Patent Owner Requesting Reexamination may not Appeal to the Board the Examiner’s Grant of Reexamination
| February 23, 2011
The PTO Board’s second decision yesterday in Ex Parte Yasukochi – involving a patentee-requested reexamination of U.S. Patent No. 7,034,083 for an adhesive for a transdermal patch – instructs practitioners on how to challenge an examiner’s decision that a substantial new question of patentability (SNQ) is presented.
Last June, the Board issued its first decision in the Ex parte Yasukochi, concluding, inter alia, that may a patentee may challenge an examiner’s determination that a substantial new question of patentability has been presented, and the consequent grant of reexamination, by petition to the Commissioner, but not by appeal to the Board. Shortly after the first Yasukochi decision, the PTO Director issued a notice (75 Fed. Reg. 36,357 (June 25, 2010)) delegating authority to the Chief Administrative Law Judge “to review issues related to the examiner’s determination that a reference raises [an] SNQ.” The Board subsequently withdrew its first Yasukochi decision and ordered new briefing on whether the Director’s Order affected that decision.
The Board’s second Yasukochi decision yesterday reached essentially the same conclusion as its first: the Director’s notice provides for a challenge to an examiner’s determination of an SNQ. Here, the patentee challenges a particular rejection, not the original determination of an SNQ. The Board explained that “the Notice does not delegate authority to the Board to decide whether a particular initiated reexamination is outside the scope permitted in an ex parte reexamination.” It is only the threshold determination of an SNQ that the Director’s Notice permits to be appealed to the Board.
There was also an implication in the phrasing of the Board’s opinion that it was uncomfortable with the patentee, who had requested reexamination, later challenging the grant of reexamination, as if a patentee’s request for reexamination entails an estoppel against appealing the grant of reexamination.

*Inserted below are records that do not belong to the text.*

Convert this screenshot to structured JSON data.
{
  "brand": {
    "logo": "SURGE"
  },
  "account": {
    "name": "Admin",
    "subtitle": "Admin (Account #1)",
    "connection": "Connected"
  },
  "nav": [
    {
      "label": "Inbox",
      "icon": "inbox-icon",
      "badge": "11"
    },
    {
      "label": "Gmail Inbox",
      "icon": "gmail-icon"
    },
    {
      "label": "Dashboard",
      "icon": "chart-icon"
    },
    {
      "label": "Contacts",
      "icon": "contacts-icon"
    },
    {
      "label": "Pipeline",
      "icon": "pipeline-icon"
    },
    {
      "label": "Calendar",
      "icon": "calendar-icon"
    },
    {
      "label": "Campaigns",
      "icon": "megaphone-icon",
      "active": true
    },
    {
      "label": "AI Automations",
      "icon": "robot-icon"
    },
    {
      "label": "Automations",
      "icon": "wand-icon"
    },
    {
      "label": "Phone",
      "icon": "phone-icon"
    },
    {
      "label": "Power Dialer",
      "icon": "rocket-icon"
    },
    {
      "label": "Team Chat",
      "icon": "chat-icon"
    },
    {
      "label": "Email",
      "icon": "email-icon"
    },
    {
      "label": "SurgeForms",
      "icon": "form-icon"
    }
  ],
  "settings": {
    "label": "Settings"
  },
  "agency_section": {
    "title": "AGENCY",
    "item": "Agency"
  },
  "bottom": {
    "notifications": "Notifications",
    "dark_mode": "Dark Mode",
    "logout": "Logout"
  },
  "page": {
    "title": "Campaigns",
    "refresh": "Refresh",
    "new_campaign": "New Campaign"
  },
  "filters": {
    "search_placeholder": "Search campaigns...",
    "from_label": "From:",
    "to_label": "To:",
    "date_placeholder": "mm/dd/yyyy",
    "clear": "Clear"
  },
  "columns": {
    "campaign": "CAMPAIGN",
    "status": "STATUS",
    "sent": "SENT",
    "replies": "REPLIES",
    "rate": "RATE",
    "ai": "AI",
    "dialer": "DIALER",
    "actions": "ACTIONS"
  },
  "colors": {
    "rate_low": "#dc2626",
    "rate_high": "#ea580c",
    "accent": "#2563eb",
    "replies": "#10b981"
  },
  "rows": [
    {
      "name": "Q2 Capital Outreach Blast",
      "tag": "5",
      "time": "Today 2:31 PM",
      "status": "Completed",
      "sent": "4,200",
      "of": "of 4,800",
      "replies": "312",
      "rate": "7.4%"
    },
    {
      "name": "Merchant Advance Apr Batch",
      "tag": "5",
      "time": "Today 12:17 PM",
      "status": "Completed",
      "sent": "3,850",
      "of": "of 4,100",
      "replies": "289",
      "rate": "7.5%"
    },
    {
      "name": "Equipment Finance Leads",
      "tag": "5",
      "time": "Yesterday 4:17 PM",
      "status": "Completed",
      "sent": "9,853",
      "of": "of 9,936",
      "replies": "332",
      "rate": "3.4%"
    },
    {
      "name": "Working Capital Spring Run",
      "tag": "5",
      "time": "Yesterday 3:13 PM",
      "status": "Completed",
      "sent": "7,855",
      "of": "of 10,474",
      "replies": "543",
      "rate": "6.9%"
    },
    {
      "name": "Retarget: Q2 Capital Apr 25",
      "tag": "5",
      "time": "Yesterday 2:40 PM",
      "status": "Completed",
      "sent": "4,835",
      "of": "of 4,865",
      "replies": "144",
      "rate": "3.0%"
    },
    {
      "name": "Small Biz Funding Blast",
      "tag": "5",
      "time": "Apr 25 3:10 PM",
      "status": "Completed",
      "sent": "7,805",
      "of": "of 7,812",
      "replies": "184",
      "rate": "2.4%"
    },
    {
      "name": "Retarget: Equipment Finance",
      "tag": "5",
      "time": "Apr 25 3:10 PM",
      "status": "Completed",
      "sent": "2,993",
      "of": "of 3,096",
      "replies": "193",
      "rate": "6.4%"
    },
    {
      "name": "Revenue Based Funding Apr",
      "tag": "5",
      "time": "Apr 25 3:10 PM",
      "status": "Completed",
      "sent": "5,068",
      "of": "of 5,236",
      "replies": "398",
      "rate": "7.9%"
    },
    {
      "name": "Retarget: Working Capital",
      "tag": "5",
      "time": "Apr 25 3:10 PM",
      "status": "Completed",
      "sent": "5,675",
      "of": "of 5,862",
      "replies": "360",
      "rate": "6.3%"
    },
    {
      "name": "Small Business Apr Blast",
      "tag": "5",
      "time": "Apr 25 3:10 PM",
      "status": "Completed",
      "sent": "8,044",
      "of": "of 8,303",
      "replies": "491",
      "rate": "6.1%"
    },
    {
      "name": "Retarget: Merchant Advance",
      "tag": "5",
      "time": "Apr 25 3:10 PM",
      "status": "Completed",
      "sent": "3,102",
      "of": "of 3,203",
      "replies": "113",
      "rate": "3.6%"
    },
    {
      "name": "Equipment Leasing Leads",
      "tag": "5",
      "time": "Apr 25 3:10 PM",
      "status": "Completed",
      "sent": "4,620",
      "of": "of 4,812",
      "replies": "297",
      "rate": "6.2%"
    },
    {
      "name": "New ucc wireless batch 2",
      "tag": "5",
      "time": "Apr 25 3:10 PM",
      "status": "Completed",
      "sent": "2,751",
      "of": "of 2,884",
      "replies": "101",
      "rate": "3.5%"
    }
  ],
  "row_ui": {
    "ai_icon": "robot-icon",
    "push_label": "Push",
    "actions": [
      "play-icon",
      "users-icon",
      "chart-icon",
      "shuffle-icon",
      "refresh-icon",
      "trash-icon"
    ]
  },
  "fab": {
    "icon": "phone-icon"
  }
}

Finally, the Board explained more broadly that issues “relating to process or procedure are reviewed by petition,” whereas “issues relating to the substantive merits of patentability are reviewed by appeal to the Board.” In “ex parte reexamination, patent owners may only appeal ‘any decision adverse to the patentability of any original or proposed amended or new claim of the patent’ and ‘the final rejection of any claim,’” citing 35 U.S.C. §§ 306 & 134(b) (emphasis in original). But supervisory power over the examiners remains with the Director.